Intento explicar a mis hijos que la magia que uno puede encontrar en las páginas de un libro es incomparable a la experiencia de la mejor película de cine en 3D. Que esa magia dura y perdura en uno mismo, que en cierta medida leer nos conforma, nos edifica y nos enseña otros modos de mirar una realidad que podríamos creer cercana; que sin ser nuestros esos ojos del alma con los que escriben los dotados, nos dan una visión del mundo más amplia, más rica, más plena. Abrir un libro es entrar; en ocasiones en la intimidad, o el mundo de otro, y vivirlo, esto es, hacerlo propio. Es también amar un poco, y lo haces hasta el final, cuando cierras la última de sus páginas. Y lo mejor es que vuelve a comenzar cada vez que se abre otro libro.
Joyas literarias
Yo este año he querido ser la Ana de Delibes, esa que era motor de un artista. O la España, de Carla de La Lá, y gozar al máximo la vida en un Madrid que pasa de lo casposo a la movida con ella de protagonista. He llorado de ternura con Zezé, ese niñito endemoniado que se me agarró al pecho y me tuvo leyendo y enganchada dos días enteros de verano, con sus noches. ¡Cómo lloraría que mis hijos, conmovidos, vinieron a consolarme! He descubierto, leyendo a Stefan Zweig, el quid del ser alemán, que tanto he ansiado encontrar: “ En vez de la eficiencia alemana que, al fin y al cabo, ha amargado y trastornado la existencia de todos los demás pueblos, en vez de ese ácido querer-ir-delante-de-todos-los-demás y de progresar a toda velocidad, a las gentes de Viena les gustaba conversar plácidamente, cultivar una convivencia agradable y dejar que todo el mundo fuera a lo suyo, sin envidia y en un ambiente de tolerancia afable y quizás un poco laxa”. Y he terminado ese ensayo maravilloso de María Elvira Roca, Imperiofobia y la Leyenda Negra, que creo que debería ser como el Quijote, un manual de estudio en la educación de nuestros hijos.
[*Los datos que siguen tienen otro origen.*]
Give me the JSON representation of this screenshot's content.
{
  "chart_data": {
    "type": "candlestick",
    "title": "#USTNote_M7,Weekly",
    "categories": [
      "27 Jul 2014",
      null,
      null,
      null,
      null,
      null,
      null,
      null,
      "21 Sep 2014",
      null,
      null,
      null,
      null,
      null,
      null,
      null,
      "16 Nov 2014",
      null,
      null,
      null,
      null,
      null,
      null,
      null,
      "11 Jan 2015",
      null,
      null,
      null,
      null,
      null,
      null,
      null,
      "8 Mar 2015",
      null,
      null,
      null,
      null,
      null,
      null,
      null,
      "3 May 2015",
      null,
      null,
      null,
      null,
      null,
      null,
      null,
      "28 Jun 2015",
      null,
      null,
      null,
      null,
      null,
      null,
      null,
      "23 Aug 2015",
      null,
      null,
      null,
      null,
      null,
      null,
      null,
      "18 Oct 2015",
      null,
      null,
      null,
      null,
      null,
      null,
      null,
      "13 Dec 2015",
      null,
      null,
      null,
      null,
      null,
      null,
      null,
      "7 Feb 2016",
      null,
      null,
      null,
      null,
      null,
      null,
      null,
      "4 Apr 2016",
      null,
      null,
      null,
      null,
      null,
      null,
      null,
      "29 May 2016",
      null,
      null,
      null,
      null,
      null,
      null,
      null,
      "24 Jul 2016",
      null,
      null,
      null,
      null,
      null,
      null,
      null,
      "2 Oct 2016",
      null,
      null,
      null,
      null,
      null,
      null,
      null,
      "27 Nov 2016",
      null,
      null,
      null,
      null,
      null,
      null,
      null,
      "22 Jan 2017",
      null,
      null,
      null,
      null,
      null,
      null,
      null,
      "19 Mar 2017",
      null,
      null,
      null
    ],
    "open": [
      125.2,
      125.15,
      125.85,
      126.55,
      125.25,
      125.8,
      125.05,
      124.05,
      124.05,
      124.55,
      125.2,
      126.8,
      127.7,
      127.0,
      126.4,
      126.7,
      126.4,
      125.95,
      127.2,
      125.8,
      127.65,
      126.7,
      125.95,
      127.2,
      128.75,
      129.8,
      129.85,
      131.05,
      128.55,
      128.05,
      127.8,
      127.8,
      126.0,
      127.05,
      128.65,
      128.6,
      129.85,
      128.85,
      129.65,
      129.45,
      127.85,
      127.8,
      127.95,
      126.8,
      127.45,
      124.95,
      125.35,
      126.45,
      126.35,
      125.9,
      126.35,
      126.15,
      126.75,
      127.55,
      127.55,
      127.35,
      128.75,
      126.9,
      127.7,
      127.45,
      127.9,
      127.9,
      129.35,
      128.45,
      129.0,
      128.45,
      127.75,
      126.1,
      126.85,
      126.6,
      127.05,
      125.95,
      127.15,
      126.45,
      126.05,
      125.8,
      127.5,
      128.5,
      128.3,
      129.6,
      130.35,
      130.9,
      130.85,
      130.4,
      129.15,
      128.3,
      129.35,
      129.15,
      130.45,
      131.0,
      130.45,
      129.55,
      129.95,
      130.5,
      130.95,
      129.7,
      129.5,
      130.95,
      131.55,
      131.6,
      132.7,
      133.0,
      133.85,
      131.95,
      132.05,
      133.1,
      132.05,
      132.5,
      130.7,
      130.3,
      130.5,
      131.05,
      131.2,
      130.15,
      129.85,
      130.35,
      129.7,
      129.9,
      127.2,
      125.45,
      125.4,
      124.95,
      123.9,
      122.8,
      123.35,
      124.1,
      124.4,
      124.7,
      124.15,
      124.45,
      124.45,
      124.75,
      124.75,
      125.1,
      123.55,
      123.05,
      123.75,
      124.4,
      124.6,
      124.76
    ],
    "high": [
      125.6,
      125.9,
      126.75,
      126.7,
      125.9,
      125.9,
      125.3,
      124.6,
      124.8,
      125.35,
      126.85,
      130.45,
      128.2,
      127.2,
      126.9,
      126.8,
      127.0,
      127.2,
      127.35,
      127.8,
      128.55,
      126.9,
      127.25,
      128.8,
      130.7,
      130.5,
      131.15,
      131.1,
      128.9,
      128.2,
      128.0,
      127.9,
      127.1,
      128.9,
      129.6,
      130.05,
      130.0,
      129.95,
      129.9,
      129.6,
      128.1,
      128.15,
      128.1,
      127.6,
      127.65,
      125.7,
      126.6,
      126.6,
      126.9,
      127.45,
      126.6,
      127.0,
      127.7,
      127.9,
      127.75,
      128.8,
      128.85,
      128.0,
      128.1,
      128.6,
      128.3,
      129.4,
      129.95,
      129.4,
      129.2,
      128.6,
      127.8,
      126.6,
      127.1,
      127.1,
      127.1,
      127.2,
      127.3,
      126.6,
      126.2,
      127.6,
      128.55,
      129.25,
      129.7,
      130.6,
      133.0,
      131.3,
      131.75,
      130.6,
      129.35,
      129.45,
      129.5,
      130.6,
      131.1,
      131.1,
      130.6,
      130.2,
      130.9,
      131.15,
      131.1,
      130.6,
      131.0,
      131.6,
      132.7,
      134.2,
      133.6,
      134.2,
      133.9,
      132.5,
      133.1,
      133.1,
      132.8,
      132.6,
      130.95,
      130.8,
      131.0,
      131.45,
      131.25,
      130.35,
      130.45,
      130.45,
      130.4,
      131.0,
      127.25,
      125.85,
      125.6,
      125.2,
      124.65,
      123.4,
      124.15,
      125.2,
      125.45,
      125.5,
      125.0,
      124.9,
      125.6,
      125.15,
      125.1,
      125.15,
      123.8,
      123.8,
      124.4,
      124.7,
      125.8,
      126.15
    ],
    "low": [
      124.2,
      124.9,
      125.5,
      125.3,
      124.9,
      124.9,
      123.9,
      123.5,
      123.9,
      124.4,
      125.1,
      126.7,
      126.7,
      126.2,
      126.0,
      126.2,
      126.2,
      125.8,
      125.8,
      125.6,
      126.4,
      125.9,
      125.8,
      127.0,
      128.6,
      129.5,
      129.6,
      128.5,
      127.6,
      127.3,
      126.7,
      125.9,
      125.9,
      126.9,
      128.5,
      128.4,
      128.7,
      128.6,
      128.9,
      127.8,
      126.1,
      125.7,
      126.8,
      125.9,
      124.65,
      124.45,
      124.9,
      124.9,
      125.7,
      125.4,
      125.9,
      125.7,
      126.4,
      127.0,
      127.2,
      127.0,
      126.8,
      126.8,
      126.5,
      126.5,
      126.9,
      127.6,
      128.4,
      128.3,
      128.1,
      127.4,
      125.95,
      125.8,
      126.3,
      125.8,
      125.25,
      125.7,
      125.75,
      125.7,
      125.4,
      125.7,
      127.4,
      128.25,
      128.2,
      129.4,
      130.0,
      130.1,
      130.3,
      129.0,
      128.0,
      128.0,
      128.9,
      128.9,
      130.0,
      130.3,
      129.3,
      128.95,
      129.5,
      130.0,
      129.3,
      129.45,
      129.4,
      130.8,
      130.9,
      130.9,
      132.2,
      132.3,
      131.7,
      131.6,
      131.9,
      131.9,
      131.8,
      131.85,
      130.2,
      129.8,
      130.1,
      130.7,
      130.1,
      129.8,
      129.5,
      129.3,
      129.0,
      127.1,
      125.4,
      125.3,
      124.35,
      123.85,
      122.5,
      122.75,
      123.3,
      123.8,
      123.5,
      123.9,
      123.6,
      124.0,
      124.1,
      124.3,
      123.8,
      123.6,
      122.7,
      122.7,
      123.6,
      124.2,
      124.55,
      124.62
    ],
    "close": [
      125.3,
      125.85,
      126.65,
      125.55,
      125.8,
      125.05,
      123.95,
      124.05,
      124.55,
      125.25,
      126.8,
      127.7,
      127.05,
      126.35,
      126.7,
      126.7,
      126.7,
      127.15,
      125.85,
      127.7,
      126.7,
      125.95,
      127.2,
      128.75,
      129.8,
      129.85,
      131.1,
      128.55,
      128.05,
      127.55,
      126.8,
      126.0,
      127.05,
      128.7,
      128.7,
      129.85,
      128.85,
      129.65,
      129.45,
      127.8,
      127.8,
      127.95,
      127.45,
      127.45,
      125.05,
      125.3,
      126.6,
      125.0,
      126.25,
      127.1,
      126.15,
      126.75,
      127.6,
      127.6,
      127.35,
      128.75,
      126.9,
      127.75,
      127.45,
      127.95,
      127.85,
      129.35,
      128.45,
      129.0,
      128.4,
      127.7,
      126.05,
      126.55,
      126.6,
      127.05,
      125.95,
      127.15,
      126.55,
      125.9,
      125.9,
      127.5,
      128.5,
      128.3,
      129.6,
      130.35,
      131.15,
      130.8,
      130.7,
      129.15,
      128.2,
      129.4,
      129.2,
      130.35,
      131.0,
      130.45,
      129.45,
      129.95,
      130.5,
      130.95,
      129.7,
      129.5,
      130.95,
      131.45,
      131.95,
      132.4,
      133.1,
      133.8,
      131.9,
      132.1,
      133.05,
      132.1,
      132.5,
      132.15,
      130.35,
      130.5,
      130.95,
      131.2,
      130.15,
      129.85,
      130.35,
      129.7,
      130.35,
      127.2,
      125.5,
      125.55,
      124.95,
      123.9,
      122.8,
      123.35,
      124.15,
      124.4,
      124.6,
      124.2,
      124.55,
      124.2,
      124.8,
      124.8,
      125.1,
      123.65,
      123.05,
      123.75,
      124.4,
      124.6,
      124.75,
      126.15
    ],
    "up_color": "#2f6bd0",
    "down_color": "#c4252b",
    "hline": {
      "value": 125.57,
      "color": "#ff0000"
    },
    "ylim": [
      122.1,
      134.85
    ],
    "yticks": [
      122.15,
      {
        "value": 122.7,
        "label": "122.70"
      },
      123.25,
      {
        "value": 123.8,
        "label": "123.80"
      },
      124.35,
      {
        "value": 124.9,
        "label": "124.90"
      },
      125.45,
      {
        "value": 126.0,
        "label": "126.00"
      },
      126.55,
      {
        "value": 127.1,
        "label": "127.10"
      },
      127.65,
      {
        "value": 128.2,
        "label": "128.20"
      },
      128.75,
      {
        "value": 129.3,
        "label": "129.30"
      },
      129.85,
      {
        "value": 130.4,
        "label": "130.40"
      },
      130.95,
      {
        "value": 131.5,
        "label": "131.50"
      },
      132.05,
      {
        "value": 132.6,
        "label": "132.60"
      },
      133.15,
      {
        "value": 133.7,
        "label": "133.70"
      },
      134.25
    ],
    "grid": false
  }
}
¡Ay, amigos, qué de momentos maravillosos pasa uno leyendo!, claro que también hay libros aburridísimos, pero de esos libros me quedo con el título y si alguien me habla de ellos, siempre respondo con un: “me aburrí y no lo terminé”, mi voluntad no está para leer cosas en las que no puedo penetrar, da igual que sea un ensayo, una novela o un reportaje, cuando no, no. No es tanto el autor, tengo miles sin leer, es la historia, el tema, la narrativa… Es un todo que cuando no encaja, no merece la pena seguir leyendo, porque aquí, a la lectura, se viene a pasarlo bien.
Batallas por ganar
Lo bueno del club de lectura es que siempre hay alguien (normalmente el que lleva la voz cantante) que recomienda y guía. Y llegado el día se habla del libro, se abre el debate y entonces la magia vuelve a surgir, porque ahora te empapas de las experiencias de los otros que han leído lo mismo y descubres matices que se te pasaron por alto. Estar en un club de lectura es algo valiente, audaz, porque seguro que ocurrirá que en algún momento del debate abrirás tus ideas al mundo, y eso edifica, y forma carácter, y para los tímidos, será una gran conquista de sí mismos. Además estar en un club de lectura es algo hasta rebelde, transgresor o ‘punky’, porque la mayoría no lee, la mayoría vive atrapada en ese algoritmo. Es interactuar con otros y conectarse de un modo u otro a algo superior a ellos mismos: el arte de la literatura.
¡Ojalá a mis hijos les gustara tanto leer! En casa hay dos batallas que tengo casi perdidas; la ingesta de fruta y la lectura. De la fruta no me extraña porque en Alemania es mala. Pero la lectura… tal vez ahora que estoy menos a merced del algoritmo y que abro cada semana un libro, empiece a calar eso que dicen del ejemplo porque leer es siempre ganancia de jugadores. ¿No creen?